“Honey Bee Watch. A Citizen Science Study on Free-Living Colonies” – Steve Rogenstein and Grace McCormack
Do you know of bees living freely in the wild? Help us identify and protect them!
Honey Bee Watch is a global citizen-science study to better understand the traits of survivorship among untreated and free-living colonies. Starting with a UK-based pilot focused on Apis mellifera, it’ll eventually expand into new regions and include all 10+ Apis species. Its aim is to increase scientific knowledge about these species, potentially leading to more sustainable beekeeping practices as well as educational programs and conservation initiatives to engage and inspire the wider public to act locally to protect threatened or endangered populations.
During this webinar, core team members Grace McCormack and Steve Rogenstein will describe the project and explain how beekeepers and concerned citizens all over the UK can participate.
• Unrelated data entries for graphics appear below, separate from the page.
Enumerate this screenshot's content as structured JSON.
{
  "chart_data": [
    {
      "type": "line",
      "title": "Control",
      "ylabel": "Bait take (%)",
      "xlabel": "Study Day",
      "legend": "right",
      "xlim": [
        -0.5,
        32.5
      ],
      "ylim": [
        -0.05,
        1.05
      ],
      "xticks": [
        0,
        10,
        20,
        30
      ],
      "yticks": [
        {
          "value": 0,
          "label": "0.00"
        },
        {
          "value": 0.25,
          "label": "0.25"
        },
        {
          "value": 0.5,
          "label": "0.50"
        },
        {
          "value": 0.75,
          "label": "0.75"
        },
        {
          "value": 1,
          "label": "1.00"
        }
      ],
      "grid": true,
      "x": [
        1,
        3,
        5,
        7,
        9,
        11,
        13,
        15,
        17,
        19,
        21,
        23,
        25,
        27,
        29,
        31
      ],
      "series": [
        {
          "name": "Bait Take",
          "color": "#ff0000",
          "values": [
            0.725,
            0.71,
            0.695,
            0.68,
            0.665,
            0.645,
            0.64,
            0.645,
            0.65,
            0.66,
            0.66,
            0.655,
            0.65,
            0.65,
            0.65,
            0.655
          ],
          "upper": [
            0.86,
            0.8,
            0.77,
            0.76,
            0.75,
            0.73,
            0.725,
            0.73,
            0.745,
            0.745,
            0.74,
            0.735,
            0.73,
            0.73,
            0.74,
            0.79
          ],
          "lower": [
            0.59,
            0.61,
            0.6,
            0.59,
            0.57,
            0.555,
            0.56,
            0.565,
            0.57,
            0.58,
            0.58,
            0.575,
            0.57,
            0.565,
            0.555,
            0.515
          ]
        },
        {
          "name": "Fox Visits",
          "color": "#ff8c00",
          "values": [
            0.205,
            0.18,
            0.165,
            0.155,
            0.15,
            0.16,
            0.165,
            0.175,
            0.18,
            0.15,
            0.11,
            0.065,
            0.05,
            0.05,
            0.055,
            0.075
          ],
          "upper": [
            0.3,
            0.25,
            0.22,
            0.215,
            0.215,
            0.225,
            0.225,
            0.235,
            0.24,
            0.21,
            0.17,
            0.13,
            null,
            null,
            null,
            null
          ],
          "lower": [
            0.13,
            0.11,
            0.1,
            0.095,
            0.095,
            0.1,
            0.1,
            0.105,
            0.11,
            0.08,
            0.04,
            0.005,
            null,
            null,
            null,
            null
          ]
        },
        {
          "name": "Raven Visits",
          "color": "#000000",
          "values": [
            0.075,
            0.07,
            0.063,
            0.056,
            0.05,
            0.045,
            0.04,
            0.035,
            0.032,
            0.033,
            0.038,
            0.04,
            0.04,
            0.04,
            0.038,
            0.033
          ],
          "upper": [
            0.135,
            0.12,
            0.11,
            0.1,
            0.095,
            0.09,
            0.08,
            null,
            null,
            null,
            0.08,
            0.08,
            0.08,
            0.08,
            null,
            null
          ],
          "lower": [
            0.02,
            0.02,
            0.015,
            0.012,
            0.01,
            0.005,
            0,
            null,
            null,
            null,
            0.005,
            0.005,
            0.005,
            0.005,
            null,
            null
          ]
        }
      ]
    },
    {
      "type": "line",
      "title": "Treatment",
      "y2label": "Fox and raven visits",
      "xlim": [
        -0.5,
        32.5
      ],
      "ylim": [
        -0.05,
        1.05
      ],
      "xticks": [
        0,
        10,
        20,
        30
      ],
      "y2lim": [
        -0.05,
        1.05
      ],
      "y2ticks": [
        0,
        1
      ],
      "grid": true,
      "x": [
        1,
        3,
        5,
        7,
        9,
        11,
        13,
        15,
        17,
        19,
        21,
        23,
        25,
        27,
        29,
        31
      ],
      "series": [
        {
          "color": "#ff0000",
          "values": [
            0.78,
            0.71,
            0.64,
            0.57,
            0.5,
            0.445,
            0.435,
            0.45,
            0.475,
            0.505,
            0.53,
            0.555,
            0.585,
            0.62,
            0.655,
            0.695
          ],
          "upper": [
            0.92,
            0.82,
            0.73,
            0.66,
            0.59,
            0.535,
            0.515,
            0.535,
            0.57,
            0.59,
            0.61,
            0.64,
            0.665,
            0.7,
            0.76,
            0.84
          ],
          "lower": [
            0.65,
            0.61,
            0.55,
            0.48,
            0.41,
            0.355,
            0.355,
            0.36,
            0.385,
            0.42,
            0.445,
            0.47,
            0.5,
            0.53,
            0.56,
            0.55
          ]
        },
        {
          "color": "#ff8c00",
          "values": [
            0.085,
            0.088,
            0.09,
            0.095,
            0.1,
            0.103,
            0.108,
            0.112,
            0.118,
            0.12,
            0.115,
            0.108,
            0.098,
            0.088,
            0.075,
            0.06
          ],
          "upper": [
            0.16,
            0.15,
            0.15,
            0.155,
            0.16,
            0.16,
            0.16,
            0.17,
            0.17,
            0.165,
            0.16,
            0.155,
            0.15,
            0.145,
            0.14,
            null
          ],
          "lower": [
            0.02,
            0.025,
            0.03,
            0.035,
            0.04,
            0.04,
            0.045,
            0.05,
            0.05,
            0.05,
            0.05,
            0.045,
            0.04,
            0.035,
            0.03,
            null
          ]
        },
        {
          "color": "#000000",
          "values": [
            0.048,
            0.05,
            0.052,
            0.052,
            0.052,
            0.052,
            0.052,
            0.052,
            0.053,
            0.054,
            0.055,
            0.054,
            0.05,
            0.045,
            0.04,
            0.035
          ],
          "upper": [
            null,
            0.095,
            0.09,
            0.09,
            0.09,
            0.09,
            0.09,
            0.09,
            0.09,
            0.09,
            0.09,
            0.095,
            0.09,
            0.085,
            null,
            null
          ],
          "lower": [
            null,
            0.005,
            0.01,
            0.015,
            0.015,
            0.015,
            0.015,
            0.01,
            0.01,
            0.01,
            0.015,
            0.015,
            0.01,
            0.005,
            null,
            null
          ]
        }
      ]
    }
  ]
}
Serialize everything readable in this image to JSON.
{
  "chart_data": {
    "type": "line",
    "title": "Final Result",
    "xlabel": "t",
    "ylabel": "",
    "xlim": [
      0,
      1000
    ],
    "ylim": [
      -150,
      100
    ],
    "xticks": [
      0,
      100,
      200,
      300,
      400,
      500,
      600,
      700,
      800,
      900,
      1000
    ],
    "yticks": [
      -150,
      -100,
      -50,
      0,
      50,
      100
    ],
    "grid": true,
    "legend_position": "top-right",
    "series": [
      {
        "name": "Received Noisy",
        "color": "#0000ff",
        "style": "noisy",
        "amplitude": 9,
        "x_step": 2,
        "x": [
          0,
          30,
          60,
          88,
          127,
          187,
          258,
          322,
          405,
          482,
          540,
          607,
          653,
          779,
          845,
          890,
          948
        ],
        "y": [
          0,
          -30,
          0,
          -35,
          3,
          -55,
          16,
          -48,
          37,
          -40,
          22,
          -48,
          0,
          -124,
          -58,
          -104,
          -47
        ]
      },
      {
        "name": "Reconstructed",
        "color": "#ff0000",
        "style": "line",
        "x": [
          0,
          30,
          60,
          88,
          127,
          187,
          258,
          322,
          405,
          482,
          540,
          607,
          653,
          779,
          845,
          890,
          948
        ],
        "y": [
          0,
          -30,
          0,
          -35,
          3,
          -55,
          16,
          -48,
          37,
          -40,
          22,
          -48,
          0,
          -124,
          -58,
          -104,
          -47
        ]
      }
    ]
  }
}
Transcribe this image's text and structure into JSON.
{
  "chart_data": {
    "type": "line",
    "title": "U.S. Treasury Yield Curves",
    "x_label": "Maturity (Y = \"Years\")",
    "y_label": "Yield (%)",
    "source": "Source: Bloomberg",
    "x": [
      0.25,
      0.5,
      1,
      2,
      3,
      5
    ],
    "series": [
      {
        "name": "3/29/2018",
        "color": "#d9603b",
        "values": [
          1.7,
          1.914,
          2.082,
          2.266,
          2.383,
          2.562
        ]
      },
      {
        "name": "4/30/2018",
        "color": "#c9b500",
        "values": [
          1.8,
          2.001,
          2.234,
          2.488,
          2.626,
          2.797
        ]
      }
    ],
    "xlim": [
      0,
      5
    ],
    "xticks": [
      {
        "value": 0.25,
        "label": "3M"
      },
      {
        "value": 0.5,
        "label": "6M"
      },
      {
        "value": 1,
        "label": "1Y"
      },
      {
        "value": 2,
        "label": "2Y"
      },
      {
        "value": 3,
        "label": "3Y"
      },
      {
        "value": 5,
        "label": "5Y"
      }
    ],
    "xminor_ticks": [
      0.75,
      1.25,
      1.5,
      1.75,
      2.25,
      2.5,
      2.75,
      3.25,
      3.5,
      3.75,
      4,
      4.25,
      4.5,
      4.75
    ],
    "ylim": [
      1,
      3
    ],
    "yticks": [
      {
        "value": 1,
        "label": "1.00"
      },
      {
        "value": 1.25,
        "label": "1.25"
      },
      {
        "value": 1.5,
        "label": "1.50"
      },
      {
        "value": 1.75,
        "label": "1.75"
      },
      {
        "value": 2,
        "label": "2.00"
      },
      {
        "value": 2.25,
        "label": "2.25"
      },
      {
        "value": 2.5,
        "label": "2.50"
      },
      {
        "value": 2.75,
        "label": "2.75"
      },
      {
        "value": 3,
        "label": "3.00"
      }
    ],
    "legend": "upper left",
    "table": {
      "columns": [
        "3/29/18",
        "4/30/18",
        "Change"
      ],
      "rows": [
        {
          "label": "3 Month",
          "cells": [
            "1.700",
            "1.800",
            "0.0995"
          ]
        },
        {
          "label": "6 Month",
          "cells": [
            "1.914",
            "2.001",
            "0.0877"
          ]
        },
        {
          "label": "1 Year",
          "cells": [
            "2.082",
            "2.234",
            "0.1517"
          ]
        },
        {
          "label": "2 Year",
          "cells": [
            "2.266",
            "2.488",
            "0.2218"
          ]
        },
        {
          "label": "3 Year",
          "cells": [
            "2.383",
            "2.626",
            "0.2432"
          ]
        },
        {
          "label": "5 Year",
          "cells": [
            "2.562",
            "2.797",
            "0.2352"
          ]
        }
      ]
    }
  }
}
Grace McCormackProfessor in Zoology at NUI Galway
Grace McCormack is a Professor in Zoology at NUI Galway. Her interests lie in evolutionary biology and particularly in using molecular data to understand how organisms are related to each other and the impacts this may have on conservation and on the evolution of organismal traits. The interaction between animals and their parasites/pathogens over evolutionary time is also of interest as is the use of molecular information in applied science such as biodiscovery (marine sponges) and apiculture (bees). Grace has published over 60 research papers and book chapters and currently has a team of three PhD students and a research assistant. Grace has been beekeeping for about 7 years and currently manages 15 colonies. She became interested in free-living colonies in 2015 and has been investigating their survival, diversity and distribution since. She is interested both in conservation of Apis mellifera mellifera and resilience of untreated bees to varroa and other challenges introduced by humans.